Thanks everyone. Pavel, one of the images in your presentation was what I was looking for.

A summary regarding my second question - soaking/exchange can be used if the crystal is large enough and this is cheaper and faster than perdeuteration. The latter method is reserved for small crystals. However, soaking will only exchange labile protons like OH- and not those in CH3 and CH2. One point mentioned off-board was that growing cells in D2O causes enough changes such that cells will grow slower and therefore beta lactam antibiotics like ampicillin is not great.

For those looking for 'special' structures - PDB 4AR3, the really interesting description of hydronium ion (H3O+) in 3KCJ/3QZA/3QYS (Kovalevsky et al, Angewandte Chemie 2011) and ultrahigh resolution structure from neutron data of crambin 4FC1 (thanks Maxime Cuypers and Leif Hanson!!)

On Fri, Apr 17, 2015 at 10:58 PM, mohamed noor <mohamed.noor34@gmail.com> wrote:
Dear all

I will be presenting about protein crystallography to a group of PhD-level physicists and need some images from the community.

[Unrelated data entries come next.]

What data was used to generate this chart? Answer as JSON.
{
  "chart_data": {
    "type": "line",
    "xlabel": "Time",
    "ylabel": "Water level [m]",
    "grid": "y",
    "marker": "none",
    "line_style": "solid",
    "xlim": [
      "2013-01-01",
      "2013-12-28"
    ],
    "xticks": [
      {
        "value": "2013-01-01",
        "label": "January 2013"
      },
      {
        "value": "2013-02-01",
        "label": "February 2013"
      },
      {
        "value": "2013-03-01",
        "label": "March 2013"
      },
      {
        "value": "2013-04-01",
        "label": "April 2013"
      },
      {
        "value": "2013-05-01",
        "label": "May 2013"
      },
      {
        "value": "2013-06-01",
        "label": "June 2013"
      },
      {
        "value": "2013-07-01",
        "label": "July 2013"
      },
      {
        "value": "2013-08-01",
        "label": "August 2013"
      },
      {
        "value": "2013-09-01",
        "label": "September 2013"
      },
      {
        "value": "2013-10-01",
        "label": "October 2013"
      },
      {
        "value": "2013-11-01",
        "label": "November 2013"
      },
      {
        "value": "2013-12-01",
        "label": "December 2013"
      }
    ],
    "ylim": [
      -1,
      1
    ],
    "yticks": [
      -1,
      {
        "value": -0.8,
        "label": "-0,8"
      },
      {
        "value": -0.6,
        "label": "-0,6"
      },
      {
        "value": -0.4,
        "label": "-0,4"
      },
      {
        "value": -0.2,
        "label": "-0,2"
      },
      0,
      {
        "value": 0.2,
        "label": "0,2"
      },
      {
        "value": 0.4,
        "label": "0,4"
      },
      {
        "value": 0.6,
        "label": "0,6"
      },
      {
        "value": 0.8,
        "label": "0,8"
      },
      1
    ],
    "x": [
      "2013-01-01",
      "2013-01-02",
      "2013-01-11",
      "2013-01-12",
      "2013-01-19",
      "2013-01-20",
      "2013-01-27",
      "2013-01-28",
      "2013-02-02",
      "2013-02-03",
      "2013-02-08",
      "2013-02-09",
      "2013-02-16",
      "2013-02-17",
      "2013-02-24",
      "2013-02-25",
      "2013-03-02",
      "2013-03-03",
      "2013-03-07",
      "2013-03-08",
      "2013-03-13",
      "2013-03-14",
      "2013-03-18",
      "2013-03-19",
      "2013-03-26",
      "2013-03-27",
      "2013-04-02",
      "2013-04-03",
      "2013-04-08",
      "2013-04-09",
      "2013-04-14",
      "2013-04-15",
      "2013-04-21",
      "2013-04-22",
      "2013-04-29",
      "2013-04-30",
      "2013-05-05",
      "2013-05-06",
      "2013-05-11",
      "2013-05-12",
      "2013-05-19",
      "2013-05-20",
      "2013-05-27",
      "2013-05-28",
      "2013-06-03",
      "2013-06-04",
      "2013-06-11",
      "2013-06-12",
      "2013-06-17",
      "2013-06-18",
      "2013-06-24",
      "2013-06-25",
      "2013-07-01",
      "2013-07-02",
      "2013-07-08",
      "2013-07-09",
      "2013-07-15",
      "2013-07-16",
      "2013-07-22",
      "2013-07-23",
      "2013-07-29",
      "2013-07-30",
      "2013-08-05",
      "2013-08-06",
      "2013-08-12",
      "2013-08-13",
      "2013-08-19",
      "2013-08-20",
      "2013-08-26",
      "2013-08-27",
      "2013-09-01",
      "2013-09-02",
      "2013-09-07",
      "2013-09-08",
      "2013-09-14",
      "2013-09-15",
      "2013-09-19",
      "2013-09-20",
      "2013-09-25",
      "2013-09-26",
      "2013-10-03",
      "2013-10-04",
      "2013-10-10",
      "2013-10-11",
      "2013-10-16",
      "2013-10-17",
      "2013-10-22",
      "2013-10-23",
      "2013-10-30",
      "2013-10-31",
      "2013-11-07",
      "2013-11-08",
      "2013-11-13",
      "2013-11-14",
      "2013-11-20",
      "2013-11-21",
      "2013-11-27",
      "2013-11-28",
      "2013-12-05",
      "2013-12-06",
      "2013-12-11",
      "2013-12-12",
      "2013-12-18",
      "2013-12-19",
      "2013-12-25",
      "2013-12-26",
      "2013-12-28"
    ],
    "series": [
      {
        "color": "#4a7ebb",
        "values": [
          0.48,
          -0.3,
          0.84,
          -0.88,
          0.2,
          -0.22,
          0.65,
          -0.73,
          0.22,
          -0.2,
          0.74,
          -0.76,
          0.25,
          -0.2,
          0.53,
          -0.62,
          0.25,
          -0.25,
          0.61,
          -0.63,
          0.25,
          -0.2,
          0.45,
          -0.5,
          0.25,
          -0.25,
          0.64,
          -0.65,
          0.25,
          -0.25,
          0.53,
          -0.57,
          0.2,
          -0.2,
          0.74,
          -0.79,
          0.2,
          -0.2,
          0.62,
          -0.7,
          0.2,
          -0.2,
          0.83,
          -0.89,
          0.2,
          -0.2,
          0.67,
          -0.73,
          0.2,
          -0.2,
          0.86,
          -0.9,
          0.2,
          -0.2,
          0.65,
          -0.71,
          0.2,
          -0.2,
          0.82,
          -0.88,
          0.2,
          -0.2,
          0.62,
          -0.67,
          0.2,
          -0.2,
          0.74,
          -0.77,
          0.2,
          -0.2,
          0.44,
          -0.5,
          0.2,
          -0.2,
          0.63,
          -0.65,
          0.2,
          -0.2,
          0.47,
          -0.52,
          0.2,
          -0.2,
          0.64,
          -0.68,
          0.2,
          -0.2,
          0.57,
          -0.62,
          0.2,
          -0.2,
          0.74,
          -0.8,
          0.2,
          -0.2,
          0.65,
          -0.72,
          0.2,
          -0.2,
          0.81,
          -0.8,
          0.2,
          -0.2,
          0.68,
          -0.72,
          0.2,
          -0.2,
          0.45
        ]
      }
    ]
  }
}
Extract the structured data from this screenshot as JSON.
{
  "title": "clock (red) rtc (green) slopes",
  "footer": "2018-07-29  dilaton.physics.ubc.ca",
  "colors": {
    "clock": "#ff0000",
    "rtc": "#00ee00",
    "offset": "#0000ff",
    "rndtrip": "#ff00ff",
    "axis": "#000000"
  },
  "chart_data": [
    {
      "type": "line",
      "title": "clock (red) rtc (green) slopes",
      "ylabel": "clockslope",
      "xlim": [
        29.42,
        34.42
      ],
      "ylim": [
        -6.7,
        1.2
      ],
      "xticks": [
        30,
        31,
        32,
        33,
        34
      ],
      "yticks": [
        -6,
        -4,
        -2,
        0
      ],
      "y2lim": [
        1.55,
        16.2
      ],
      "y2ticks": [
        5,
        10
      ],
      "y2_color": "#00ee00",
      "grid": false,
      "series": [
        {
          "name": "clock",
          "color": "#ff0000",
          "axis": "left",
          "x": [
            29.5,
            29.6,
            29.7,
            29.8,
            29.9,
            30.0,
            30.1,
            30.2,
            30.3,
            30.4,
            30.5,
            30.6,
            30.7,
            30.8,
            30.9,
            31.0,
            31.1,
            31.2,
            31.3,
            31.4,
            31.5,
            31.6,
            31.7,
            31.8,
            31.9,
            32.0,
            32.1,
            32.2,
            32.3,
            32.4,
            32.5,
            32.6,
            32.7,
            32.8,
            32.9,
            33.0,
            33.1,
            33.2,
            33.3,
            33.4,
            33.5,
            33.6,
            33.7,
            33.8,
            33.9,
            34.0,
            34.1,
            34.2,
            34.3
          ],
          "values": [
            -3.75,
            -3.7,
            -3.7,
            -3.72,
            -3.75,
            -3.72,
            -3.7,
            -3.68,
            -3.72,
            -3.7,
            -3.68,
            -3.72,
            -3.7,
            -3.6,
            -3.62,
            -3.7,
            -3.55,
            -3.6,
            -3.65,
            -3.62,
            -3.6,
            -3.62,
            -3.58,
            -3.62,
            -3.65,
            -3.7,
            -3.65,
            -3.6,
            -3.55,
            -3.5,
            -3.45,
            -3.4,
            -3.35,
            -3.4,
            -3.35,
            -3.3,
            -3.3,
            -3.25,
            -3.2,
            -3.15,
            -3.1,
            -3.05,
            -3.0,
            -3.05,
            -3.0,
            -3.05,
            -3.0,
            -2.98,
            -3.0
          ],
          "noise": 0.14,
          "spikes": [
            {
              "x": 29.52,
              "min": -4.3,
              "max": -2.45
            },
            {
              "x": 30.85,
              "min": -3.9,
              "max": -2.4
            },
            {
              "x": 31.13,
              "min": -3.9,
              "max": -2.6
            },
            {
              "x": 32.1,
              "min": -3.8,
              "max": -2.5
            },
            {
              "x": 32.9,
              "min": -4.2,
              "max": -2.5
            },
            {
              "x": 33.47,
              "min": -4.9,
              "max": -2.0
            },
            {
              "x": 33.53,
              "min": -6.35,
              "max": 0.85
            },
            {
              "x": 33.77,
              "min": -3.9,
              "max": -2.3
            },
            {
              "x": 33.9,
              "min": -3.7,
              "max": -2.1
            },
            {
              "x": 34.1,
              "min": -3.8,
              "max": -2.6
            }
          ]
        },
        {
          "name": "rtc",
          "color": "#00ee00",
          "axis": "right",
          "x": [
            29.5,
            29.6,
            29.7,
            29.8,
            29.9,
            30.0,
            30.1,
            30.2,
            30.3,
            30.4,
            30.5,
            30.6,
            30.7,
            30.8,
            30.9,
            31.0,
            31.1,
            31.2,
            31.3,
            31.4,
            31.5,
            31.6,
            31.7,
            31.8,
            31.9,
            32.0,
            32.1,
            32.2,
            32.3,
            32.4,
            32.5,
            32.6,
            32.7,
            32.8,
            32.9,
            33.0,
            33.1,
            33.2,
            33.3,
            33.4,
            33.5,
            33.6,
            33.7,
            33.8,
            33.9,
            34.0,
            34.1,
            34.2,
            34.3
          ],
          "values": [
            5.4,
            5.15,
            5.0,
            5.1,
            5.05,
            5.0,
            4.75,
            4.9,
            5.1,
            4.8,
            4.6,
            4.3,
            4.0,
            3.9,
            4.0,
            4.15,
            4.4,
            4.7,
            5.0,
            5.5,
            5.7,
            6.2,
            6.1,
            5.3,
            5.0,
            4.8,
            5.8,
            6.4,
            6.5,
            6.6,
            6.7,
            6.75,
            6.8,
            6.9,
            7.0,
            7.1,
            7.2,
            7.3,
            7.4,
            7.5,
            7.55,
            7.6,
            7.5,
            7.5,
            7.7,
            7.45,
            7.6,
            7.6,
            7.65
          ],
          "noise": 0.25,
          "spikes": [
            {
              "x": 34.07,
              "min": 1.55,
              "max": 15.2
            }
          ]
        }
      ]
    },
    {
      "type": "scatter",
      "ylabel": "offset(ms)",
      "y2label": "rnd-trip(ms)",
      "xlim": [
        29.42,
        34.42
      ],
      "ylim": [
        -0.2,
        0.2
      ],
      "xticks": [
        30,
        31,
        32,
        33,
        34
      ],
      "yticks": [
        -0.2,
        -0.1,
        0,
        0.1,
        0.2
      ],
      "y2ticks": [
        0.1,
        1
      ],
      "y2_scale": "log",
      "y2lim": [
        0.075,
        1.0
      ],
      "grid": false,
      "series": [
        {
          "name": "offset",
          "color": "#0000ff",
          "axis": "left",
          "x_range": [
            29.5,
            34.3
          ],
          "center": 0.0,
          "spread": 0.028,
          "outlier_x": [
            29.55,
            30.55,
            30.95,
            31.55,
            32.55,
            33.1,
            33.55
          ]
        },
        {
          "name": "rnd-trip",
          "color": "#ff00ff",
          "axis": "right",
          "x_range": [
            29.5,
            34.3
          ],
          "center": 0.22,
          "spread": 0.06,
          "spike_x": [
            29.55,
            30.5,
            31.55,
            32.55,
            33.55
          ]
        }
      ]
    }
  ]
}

Would anyone have high-quality images of density maps that show hydrogen atoms at
1. high and ultra-high X-ray resolution (say, about 1.2 A to about 0.5 A)
2. low or medium X-ray resolution (where H atoms are not visible) compared with neutron data (with H). Ideally these images should be from the same protein so that I can show the power of complementary beam source for the diffraction.

A side question - what is the community's preference to get deuterated samples? Is it crystal soaking or growing E. coli in deuterium?

All contributions will be credited. Thanks.